Light microscopy and immunohistochemistry are used for diagnosing glioblastomas. Pathology shows densely cellular, pleomorphic tumors with mitotic activity and either microvascular proliferation or necrosis, or both. Resection, adjuvant radiation, and chemotherapy all play a role in management in GB. Maximal surgical resection is generally preferred with preservation of neurological function. Glioblastoma tends to present with microscopic extensions into the surrounding brain parenchyma and is then targeted by radiation therapy, which has been shown to improve survival following surgery [12]. Testing for isocitrate dehydrogenase (IDH) type 1 or type 2 mutations is performed since patients with IDH1/2-mutant mutations tend to have a better prognosis. Our patient had the grade IV IDH-wildtype GB mutation with a negative stain for IDH1, indicating a poor prognosis with a mean survival of 10-15 months [13].
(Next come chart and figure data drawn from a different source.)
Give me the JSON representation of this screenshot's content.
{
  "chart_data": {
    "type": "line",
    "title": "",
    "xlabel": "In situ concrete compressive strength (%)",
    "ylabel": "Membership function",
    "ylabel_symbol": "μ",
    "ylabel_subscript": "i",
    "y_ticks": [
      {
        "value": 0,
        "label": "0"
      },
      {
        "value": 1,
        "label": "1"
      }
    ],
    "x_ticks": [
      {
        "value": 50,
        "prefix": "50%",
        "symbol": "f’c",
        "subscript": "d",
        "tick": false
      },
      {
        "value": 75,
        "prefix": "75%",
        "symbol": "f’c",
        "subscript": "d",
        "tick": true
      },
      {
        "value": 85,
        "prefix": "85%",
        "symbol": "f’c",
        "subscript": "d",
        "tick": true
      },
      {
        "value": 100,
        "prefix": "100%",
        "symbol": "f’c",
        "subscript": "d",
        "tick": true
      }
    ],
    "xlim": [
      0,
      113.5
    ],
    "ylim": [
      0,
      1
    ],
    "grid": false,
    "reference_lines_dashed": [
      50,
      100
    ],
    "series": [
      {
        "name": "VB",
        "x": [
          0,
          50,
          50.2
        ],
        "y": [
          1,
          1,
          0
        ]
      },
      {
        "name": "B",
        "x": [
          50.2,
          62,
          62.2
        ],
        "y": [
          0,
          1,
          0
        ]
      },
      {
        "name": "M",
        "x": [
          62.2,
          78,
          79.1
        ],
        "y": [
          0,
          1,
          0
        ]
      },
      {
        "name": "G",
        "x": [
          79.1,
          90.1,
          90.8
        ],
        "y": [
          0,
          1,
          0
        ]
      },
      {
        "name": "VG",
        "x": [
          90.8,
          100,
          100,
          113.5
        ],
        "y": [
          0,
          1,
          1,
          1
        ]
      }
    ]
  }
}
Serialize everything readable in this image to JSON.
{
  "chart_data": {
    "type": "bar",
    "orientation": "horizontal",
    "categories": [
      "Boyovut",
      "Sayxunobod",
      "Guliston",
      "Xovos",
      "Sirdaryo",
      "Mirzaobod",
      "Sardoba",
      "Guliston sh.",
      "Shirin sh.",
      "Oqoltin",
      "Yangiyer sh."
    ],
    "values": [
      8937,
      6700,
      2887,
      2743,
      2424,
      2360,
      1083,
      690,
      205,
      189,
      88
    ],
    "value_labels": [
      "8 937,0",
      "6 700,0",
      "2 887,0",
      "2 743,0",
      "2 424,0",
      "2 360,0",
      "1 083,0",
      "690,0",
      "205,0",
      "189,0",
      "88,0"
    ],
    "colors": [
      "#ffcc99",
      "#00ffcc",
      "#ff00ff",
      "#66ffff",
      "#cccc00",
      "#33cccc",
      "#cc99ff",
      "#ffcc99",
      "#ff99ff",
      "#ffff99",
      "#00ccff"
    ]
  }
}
Based on our case and these related articles, there is a suggestion that LZTR1 mutations in schwannomatosis can increase the risk of the development of GB. Surveillance rates in schwannomatosis do not have strict guidelines. Some with symptomatic tumors receive MRI-specific screening yearly. However, asymptomatic tumors are often found in the initial MRI imaging and there is little research on whether regular surveillance is necessary. There have been suggestions that pediatric populations and those with known genetic mutations should be screened every two to three years with asymptomatic tumors [14]. Our case would support the argument for more routine imaging screening in these individuals with LZTR1 mutations.

Conclusions

Glioblastomas (GB) are associated with neurofibromatosis type 1 (NF1) but limited literature has linked schwannomatosis with glioblastomas, mainly the role of LZTR1 loss of function mutation with the development of GB. Our case may suggest a possible connection between schwannomatosis and GB, and the importance of this connection in caring for patients with schwannomatosis.